Mais leur force réside, quand les bottes et les ombres des singes font du foin et glissent sous la peinture de ces pavés installés à l’entrée des temples, dans cet aura de lumière prêchée par l’armée des singes. Et ce qu’on peur relever, en tant qu’écrivain ou poète, ou poète et écrivain à tour de rôle, sur leur passage, c’est qu’une personnalité résiliente est à leur tête. Dessinée sur le gravier, pincée par des ongles stridents comme sur un tableau noir, une assiette sacrée où brûle la représentation flottante de leur monde, limité à cette île et qui n’est rien d’autre qu’une gardienne, à la fois amante et déesse, vêlant de douces nuits agitées…

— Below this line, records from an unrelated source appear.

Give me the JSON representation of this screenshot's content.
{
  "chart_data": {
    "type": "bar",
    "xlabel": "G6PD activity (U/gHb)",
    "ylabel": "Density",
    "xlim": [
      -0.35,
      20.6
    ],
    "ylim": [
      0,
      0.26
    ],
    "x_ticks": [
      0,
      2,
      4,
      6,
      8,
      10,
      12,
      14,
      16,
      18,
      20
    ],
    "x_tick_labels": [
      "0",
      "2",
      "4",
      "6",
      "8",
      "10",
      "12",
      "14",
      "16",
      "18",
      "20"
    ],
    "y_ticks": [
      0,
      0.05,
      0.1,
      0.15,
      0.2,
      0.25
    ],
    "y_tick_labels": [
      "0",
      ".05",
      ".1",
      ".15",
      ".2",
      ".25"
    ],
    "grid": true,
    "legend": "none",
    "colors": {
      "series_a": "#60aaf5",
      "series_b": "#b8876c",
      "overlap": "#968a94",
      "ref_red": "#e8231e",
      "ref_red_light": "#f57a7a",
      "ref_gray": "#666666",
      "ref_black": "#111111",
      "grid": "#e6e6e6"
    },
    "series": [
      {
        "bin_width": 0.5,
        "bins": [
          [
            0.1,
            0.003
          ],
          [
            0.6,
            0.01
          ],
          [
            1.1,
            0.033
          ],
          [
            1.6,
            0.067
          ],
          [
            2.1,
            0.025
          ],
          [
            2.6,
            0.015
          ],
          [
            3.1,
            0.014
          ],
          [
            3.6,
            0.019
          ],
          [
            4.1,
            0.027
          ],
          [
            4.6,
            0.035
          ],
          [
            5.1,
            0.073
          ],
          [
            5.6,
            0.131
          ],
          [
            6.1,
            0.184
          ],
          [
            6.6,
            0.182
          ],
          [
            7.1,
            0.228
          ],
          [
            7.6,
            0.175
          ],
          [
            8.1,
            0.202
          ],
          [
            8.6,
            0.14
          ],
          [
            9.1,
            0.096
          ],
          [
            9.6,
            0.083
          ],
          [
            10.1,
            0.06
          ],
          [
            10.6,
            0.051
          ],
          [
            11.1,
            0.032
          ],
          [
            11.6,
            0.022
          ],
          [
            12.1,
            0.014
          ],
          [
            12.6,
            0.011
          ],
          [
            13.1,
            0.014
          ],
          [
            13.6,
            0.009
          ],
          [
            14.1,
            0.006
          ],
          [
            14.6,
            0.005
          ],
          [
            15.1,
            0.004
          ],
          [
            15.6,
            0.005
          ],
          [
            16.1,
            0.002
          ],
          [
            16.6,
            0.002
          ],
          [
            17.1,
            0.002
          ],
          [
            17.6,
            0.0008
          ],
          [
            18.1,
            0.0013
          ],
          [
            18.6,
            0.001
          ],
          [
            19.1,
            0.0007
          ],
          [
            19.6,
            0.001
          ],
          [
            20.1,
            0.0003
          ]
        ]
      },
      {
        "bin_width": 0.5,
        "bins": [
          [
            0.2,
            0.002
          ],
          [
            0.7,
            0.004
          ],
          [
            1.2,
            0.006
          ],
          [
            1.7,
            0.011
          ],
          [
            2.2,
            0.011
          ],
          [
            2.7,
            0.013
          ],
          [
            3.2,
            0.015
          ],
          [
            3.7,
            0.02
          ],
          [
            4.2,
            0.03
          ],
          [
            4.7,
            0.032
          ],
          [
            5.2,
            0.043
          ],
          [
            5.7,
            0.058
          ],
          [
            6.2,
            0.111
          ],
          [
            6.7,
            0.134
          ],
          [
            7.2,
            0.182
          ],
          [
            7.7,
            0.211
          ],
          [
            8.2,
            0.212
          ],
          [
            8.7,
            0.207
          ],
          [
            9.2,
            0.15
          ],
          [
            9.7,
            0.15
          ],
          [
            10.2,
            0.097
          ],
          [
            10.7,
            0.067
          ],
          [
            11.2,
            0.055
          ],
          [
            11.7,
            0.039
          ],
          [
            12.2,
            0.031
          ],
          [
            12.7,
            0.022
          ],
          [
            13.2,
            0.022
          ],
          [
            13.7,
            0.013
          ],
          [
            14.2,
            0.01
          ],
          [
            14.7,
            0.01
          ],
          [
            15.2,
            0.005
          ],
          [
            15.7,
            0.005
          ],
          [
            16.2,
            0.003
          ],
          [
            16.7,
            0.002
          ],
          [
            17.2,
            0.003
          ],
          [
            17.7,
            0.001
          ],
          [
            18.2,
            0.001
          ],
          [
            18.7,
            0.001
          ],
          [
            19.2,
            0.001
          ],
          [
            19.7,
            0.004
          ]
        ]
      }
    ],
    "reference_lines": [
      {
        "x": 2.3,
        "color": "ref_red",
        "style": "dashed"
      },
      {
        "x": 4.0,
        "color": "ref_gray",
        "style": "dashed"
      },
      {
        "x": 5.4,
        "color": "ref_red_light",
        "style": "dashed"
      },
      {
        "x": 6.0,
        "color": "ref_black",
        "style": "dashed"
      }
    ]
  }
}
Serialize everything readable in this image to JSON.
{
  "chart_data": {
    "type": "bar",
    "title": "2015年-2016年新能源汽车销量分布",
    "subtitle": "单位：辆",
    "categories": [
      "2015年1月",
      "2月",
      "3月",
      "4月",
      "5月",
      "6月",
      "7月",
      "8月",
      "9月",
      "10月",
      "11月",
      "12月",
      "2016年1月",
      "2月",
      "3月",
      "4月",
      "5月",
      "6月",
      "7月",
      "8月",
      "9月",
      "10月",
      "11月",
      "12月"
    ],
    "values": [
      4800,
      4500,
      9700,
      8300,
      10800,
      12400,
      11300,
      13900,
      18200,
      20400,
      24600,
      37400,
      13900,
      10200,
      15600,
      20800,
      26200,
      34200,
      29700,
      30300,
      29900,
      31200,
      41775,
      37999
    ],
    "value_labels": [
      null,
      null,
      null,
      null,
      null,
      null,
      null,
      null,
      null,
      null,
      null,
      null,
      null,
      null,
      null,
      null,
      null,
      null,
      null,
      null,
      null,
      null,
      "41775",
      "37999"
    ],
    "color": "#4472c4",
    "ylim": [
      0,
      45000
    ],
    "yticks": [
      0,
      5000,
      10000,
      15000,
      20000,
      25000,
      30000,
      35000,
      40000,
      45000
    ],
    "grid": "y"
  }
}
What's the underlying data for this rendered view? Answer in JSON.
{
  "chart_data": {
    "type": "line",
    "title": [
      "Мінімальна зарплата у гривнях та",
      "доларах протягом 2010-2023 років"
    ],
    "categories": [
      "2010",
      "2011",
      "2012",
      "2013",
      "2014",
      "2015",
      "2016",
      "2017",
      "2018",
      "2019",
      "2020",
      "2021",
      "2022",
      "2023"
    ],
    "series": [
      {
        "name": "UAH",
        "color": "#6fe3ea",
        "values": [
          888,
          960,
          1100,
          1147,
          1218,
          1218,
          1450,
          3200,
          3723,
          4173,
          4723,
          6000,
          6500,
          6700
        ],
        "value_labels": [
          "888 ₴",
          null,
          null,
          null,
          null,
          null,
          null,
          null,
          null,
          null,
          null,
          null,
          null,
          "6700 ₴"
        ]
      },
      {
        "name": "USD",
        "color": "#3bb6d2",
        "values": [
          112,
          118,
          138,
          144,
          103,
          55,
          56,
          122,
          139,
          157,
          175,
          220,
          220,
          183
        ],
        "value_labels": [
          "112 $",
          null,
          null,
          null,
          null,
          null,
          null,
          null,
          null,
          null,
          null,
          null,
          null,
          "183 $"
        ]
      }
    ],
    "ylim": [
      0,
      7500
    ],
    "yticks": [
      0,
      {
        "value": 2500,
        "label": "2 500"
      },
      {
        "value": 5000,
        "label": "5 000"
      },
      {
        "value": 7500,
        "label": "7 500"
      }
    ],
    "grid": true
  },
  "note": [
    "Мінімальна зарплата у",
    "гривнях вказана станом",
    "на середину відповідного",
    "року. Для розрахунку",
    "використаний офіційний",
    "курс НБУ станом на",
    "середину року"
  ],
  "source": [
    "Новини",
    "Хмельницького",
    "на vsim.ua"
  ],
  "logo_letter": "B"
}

Pour une fois, ce territoire inconnu se risque à vivre une vie immobile, inspirée des plantes et des fleurs, de l’univers végétatif en embuscade lorsque les prodiges, nés dans les laboratoires du continent au loin et en feu, franchissent une nouvelle étape pour décrire la langoureuse monstruosité de ces chimpanzés : la longue liste de ces cobayes qui ne représentent que des truands, imprimée et scellée dans les archives des laborantins, suivie par la longue description des petites annonces parues ce matin ; alors frémissent les vastes ténèbres, et se réalise enfin l’avilissement du corps et de l’esprit.